Doorgaan naar inhoud

Doorgaan naar inhoudsopgave

Heman

Heman

(He̱man).

1. Een van de vier wijze mannen die weliswaar grote wijsheid bezaten, maar door koning Salomo in wijsheid werden overtroffen. Heman, Kalkol en Darda worden aangeduid als „de zonen van Mahol”, een uitdrukking die volgens sommigen betrekking heeft op een gezelschap van dansers of musici (1Kon 4:31). Volgens 1 Kronieken 2:3-6 was Heman een nakomeling van Juda via Zera. In het opschrift van Psalm 88 wordt hij een „Ezrahiet” genoemd, wat blijkbaar eenvoudig een ander woord is voor „Zerahiet”. — Zie EZRAHIET.

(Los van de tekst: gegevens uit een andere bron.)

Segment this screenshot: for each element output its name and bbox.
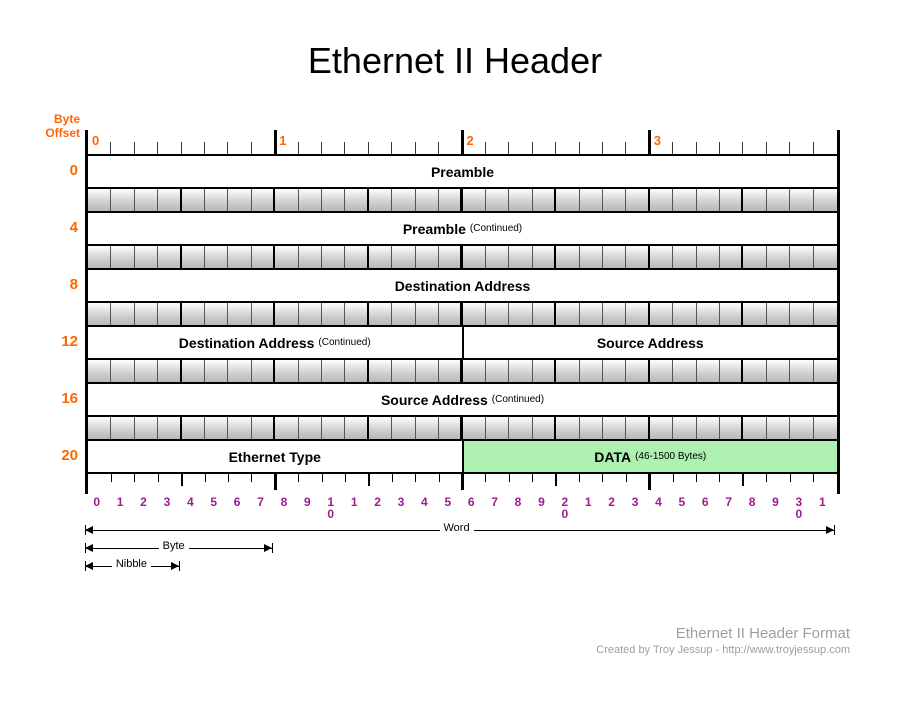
field-cell: Destination Address: [88, 270, 837, 301]
rows-container: 0Preamble4Preamble(Continued)8Destinatio…: [85, 154, 840, 474]
field-row: 12Destination Address(Continued)Source A…: [85, 325, 840, 360]
credit-block: Ethernet II Header Format Created by Tro…: [596, 625, 850, 656]
page-title: Ethernet II Header: [0, 40, 910, 82]
field-label: Source Address: [597, 335, 704, 351]
field-label: Ethernet Type: [229, 449, 321, 465]
bit-label: 8: [746, 496, 758, 508]
field-cell: Source Address: [464, 327, 838, 358]
field-sublabel: (Continued): [492, 394, 544, 405]
field-cell: Source Address (Continued): [88, 384, 837, 415]
bit-label: 7: [489, 496, 501, 508]
row-divider: [85, 417, 840, 439]
bit-label: 5: [676, 496, 688, 508]
scale-indicators: Word Byte Nibble: [85, 524, 840, 584]
field-label: Destination Address: [179, 335, 315, 351]
bit-label: 3: [395, 496, 407, 508]
field-row: 4Preamble(Continued): [85, 211, 840, 246]
credit-title: Ethernet II Header Format: [596, 625, 850, 642]
bit-label: 0: [91, 496, 103, 508]
bit-label: 6: [231, 496, 243, 508]
field-label: Source Address: [381, 392, 488, 408]
row-offset-label: 20: [46, 447, 78, 464]
row-offset-label: 12: [46, 333, 78, 350]
field-label: Destination Address: [395, 278, 531, 294]
field-row: 0Preamble: [85, 154, 840, 189]
field-sublabel: (Continued): [470, 223, 522, 234]
bit-label: 9: [301, 496, 313, 508]
bit-label: 3: [629, 496, 641, 508]
bit-number-labels: 01234567891012345678920123456789301: [85, 494, 840, 522]
bit-label: 4: [652, 496, 664, 508]
scale-nibble-label: Nibble: [112, 558, 151, 570]
bit-label: 2: [606, 496, 618, 508]
bit-label: 9: [535, 496, 547, 508]
bit-label: 2: [372, 496, 384, 508]
field-cell: DATA (46-1500 Bytes): [464, 441, 838, 472]
bit-label: 4: [418, 496, 430, 508]
field-label: Preamble: [403, 221, 466, 237]
row-offset-label: 4: [46, 219, 78, 236]
field-cell: Destination Address(Continued): [88, 327, 464, 358]
byte-ruler-label: 0: [92, 133, 99, 148]
bit-label: 1: [348, 496, 360, 508]
field-sublabel: (46-1500 Bytes): [635, 451, 706, 462]
top-byte-ruler: 0 1 2 3: [85, 130, 840, 154]
field-sublabel: (Continued): [318, 337, 370, 348]
bit-label: 7: [255, 496, 267, 508]
bit-label: 5: [442, 496, 454, 508]
bit-label: 6: [465, 496, 477, 508]
bit-label: 9: [769, 496, 781, 508]
row-offset-label: 0: [46, 162, 78, 179]
byte-offset-heading: ByteOffset: [34, 112, 80, 140]
byte-ruler-label: 2: [467, 133, 474, 148]
field-cell: Ethernet Type: [88, 441, 464, 472]
byte-ruler-label: 3: [654, 133, 661, 148]
row-divider: [85, 360, 840, 382]
bit-label: 2: [138, 496, 150, 508]
row-offset-label: 16: [46, 390, 78, 407]
byte-ruler-label: 1: [279, 133, 286, 148]
bit-label: 4: [184, 496, 196, 508]
field-cell: Preamble (Continued): [88, 213, 837, 244]
row-divider: [85, 189, 840, 211]
bit-label: 1: [582, 496, 594, 508]
bit-label: 6: [699, 496, 711, 508]
bit-label: 1: [816, 496, 828, 508]
bit-label: 3: [161, 496, 173, 508]
row-divider: [85, 303, 840, 325]
credit-author: Created by Troy Jessup - http://www.troy…: [596, 644, 850, 656]
bottom-bit-ruler: [85, 474, 840, 494]
row-offset-label: 8: [46, 276, 78, 293]
bit-label: 10: [325, 496, 337, 520]
field-row: 20Ethernet TypeDATA(46-1500 Bytes): [85, 439, 840, 474]
field-row: 8Destination Address: [85, 268, 840, 303]
scale-word-label: Word: [440, 522, 474, 534]
scale-byte-label: Byte: [159, 540, 189, 552]
field-label: Preamble: [431, 164, 494, 180]
bit-label: 8: [278, 496, 290, 508]
bit-label: 5: [208, 496, 220, 508]
bit-label: 8: [512, 496, 524, 508]
bit-label: 20: [559, 496, 571, 520]
bit-label: 7: [723, 496, 735, 508]
row-divider: [85, 246, 840, 268]
bit-label: 1: [114, 496, 126, 508]
field-row: 16Source Address(Continued): [85, 382, 840, 417]
field-label: DATA: [594, 449, 631, 465]
field-cell: Preamble: [88, 156, 837, 187]
header-diagram: 0123 0Preamble4Preamble(Continued)8Desti…: [85, 130, 840, 584]
bit-label: 30: [793, 496, 805, 520]
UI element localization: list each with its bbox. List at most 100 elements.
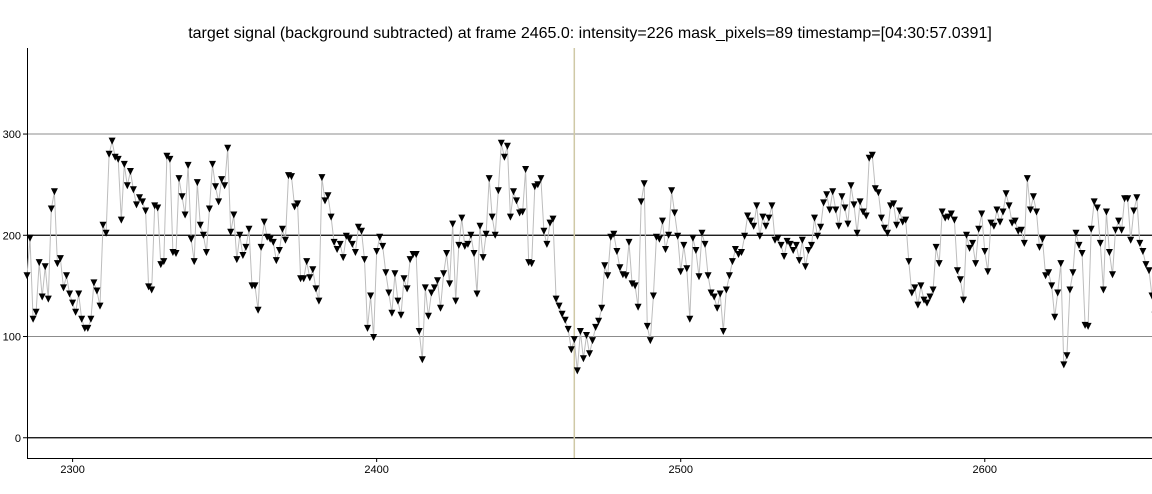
signal-point (47, 205, 55, 213)
signal-point (434, 277, 441, 285)
signal-point (309, 266, 317, 274)
signal-point (485, 175, 493, 183)
signal-point (865, 154, 873, 162)
signal-point (1023, 175, 1031, 183)
signal-point (938, 208, 946, 216)
signal-point (513, 197, 520, 205)
signal-point (75, 290, 83, 298)
signal-point (823, 191, 831, 199)
signal-point (811, 214, 818, 222)
signal-point (905, 258, 913, 266)
signal-point (868, 151, 876, 159)
signal-point (354, 223, 362, 231)
signal-point (1029, 193, 1037, 201)
signal-point (908, 289, 916, 297)
signal-point (260, 218, 268, 226)
signal-point (674, 232, 682, 240)
axes (23, 48, 1152, 462)
signal-point (41, 263, 49, 271)
signal-point (795, 257, 803, 265)
signal-point (391, 270, 399, 278)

2. Zoon van Joël en kleinzoon van de profeet Samuël uit de familie der Kehathieten; een Levitische zanger en cimbalist tijdens de regering van David en van Salomo (1Kr 6:33; 15:17-19; 2Kr 5:11, 12). De vader van veertien zonen en drie dochters; hij leidde zijn gezin bij de zang in het huis van Jehovah. Hijzelf stond echter net als Asaf en Jeduthun onder de directe leiding van de koning. — 1Kr 25:1, 4-6.